Huntington Library,
San Marino, California
The Huntington Library has a fascinating, if modest, collection of Hone materials. These items are listed as follows:
Hone, William, English author, bookseller, 1780-1842
Verse:
[sonnet beginning] "Dear to my soul . . ." (RB 137399, vol. 1). In style and substance, the sonnet is very like Charlotte Smith's work. It describes an autumnal scene when "The Tempest's blast . . . bares the sapless trees." The poet wanders in the evening to "the rocky mountains shelving side" and, in his melancholy mood, watches fishing boats glide by beneath. The concluding couplet: "These scenes assuage the pain of inward grief, / Draw forth the silent tear, and give the heart relief." [Huntington Library copyrights forbid me from quoting the full sonnet.]
Prose:
MS written for and partly used by Richard Carlile in his trial (20 pp.; RC 544).
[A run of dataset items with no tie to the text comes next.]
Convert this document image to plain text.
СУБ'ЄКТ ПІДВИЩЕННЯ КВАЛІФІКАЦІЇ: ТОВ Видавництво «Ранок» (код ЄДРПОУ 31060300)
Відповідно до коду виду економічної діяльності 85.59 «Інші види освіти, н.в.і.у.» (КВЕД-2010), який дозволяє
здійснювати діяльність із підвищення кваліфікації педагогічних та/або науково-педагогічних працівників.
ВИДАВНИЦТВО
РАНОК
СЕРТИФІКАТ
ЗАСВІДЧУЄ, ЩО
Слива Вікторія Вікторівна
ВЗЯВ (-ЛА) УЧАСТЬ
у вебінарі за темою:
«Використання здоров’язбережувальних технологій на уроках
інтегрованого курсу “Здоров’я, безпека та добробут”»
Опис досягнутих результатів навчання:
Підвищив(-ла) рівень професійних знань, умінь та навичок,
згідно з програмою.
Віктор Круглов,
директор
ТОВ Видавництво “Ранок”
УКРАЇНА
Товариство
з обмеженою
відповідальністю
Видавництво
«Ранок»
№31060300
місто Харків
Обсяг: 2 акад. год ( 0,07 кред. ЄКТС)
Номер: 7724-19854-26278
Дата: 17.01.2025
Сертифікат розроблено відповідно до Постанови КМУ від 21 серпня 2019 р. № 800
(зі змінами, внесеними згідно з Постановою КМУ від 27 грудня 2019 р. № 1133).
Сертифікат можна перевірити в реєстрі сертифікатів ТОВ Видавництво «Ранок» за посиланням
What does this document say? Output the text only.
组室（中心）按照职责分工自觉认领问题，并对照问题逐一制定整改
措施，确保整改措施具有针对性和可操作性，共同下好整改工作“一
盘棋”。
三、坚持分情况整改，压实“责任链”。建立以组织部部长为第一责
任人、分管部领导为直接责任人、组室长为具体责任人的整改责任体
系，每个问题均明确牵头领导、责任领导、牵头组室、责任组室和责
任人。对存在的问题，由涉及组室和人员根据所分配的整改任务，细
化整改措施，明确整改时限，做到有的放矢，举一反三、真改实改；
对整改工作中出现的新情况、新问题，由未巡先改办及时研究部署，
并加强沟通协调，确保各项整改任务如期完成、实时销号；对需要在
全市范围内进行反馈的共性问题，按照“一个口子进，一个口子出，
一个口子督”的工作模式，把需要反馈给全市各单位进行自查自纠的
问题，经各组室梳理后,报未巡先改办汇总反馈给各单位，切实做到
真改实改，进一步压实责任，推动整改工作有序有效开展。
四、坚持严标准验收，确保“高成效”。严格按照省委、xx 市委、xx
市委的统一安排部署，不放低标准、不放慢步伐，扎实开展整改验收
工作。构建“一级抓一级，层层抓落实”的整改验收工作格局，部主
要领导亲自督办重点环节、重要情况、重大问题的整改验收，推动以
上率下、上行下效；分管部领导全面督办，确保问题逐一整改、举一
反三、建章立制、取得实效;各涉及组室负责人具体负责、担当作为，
Hone was neither a friend nor an admirer of Carlile, but he was a great advocate of a free press--an issue that Carlile's publishing activity frequently caused him to argue in court. This document dates from 1819.
Letters:
11 letters dated from 1821-1831. Of particular interest is a letter from 1829 to Southey regarding his "Life of Bunyan" and a pair of letters from the early 1820s offering both moral and financial support for Hone during his very public lambasting by The Quarterly.